Je ne suis pas un expert en matière de comédies italiennes, mais la satire du milieu bourgeois qui est faite dans ce "Signore e Signori" est hallucinante, je n'avais jamais rien vu de tel. Une vision de leur relation au cul et de leurs petits arrangements, en trois temps, on ne peut plus corrosive. Ça tire dans tous les sens, sans s'arrêter pendant deux heures. Il faut voir la suffisance avec laquelle cette brochette de personnages (une quinzaine sur trois sketches) se vautre dans toutes les formes de bassesse et de vulgarité imaginables...
Trois sketches d'intensités bien différentes, à la dynamique soignée et efficace.
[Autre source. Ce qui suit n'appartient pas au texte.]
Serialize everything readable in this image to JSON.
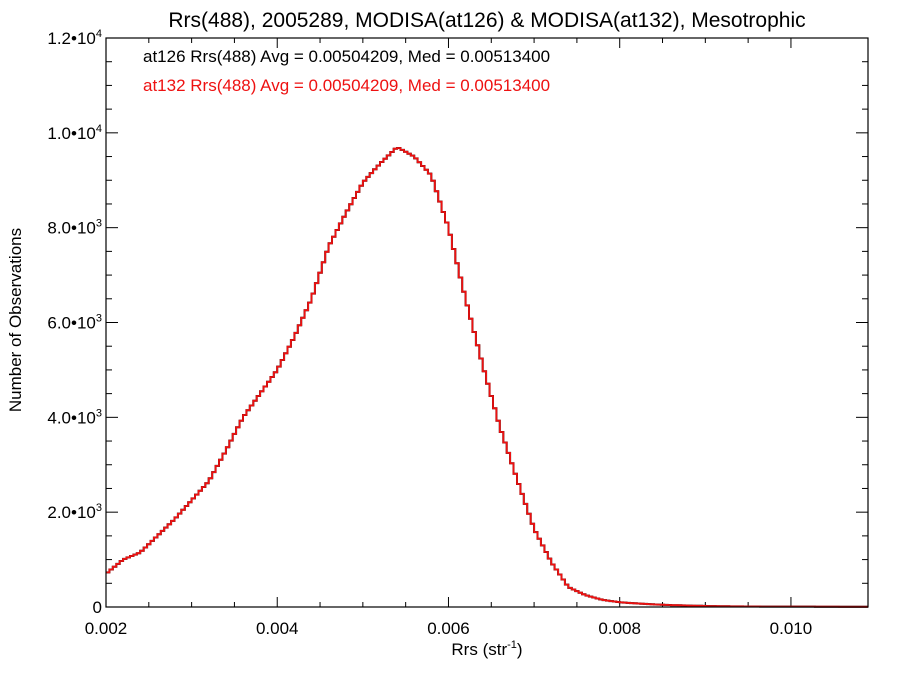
{
  "chart_data": {
    "type": "line",
    "title": "Rrs(488), 2005289, MODISA(at126) & MODISA(at132), Mesotrophic",
    "xlabel_main": "Rrs (str",
    "xlabel_sup": "-1",
    "xlabel_tail": ")",
    "ylabel": "Number of Observations",
    "xlim": [
      0.002,
      0.0109
    ],
    "ylim": [
      0,
      12000
    ],
    "x_ticks": [
      {
        "value": 0.002,
        "label": "0.002"
      },
      {
        "value": 0.004,
        "label": "0.004"
      },
      {
        "value": 0.006,
        "label": "0.006"
      },
      {
        "value": 0.008,
        "label": "0.008"
      },
      {
        "value": 0.01,
        "label": "0.010"
      }
    ],
    "y_ticks": [
      {
        "value": 0,
        "mant": "0",
        "exp": ""
      },
      {
        "value": 2000,
        "mant": "2.0•10",
        "exp": "3"
      },
      {
        "value": 4000,
        "mant": "4.0•10",
        "exp": "3"
      },
      {
        "value": 6000,
        "mant": "6.0•10",
        "exp": "3"
      },
      {
        "value": 8000,
        "mant": "8.0•10",
        "exp": "3"
      },
      {
        "value": 10000,
        "mant": "1.0•10",
        "exp": "4"
      },
      {
        "value": 12000,
        "mant": "1.2•10",
        "exp": "4"
      }
    ],
    "legend_placement": "top-left",
    "series": [
      {
        "name": "at126",
        "color": "#000000",
        "legend": "at126 Rrs(488) Avg = 0.00504209, Med = 0.00513400"
      },
      {
        "name": "at132",
        "color": "#ee1111",
        "legend": "at132 Rrs(488) Avg = 0.00504209, Med = 0.00513400"
      }
    ],
    "x": [
      0.002,
      0.0022,
      0.0024,
      0.0026,
      0.0028,
      0.003,
      0.0032,
      0.0034,
      0.0036,
      0.0038,
      0.004,
      0.0042,
      0.0044,
      0.0046,
      0.0048,
      0.005,
      0.0052,
      0.0054,
      0.0056,
      0.0058,
      0.006,
      0.0062,
      0.0064,
      0.0066,
      0.0068,
      0.007,
      0.0072,
      0.0074,
      0.0076,
      0.0078,
      0.008,
      0.0082,
      0.0084,
      0.0086,
      0.0088,
      0.009,
      0.0092,
      0.0094,
      0.0096,
      0.0098,
      0.01,
      0.0102,
      0.0104,
      0.0106,
      0.0108,
      0.0109
    ],
    "values": [
      700,
      1000,
      1150,
      1500,
      1850,
      2250,
      2650,
      3300,
      4000,
      4500,
      5000,
      5700,
      6500,
      7600,
      8300,
      8950,
      9350,
      9700,
      9500,
      9100,
      8000,
      6500,
      5100,
      3800,
      2700,
      1650,
      950,
      420,
      250,
      150,
      100,
      75,
      55,
      40,
      30,
      22,
      15,
      12,
      10,
      8,
      8,
      8,
      6,
      5,
      5,
      5
    ]
  }
}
Une entrée en matière très solide (un mec se fait passer pour impuissant auprès de son docteur pour mieux trousser sa femme, "bien fait pour sa gueule" entend-on presque puisque ledit docteur aura rapidement et mesquinement dévoilé le secret de son ami lors d'une petite sauterie), un épisode médian plutôt calme (un homme marié tombe amoureux d'une jeunette mais sa femme et ses amis n'entendent pas le laisser vivre cette nouvelle vie sans se cacher) et un final d'une rage et d'une acidité incroyables (une série de petits commerçants se refilent à la chaîne un bon plan cul avec une très jeune paysanne venue en ville, mais l'affaire s'ébruitera et ils mettront des millions de lires [voire plus...] sur la table pour acheter le silence de la presse et de la justice et condamner les bouseux pour diffamation).
C'est une peinture au vitriol de la société italienne aisée on ne peut plus hypocrite, décadente, peuplée d'hommes et de femmes tous plus cocus et adultères les uns que les autres. L'argent achète tout, la "justice" et la "presse", le silence des uns et le respect des autres, en un mot la tranquillité : tout pour préserver les apparences (bien plus importantes que le moindre soupçon de morale chez ces gens-là). Une caricature aussi puissante que sévère, qui s'attaque autant aux mœurs déplorables de cette faune pleutre et obsédée qu'aux institutions qui ne sont que des parodies ou des faire-valoir. Marrant aussi comme tout ce petit monde n'hésite pas à nuire à ses voisins ou ses amis pour sa petite jouissance personnelle... avant de racheter toutes ses mauvaises actions, au sens propre comme au sens figuré. Allez, tiens, on oublie tout et on recommence. La satire à l'état pur.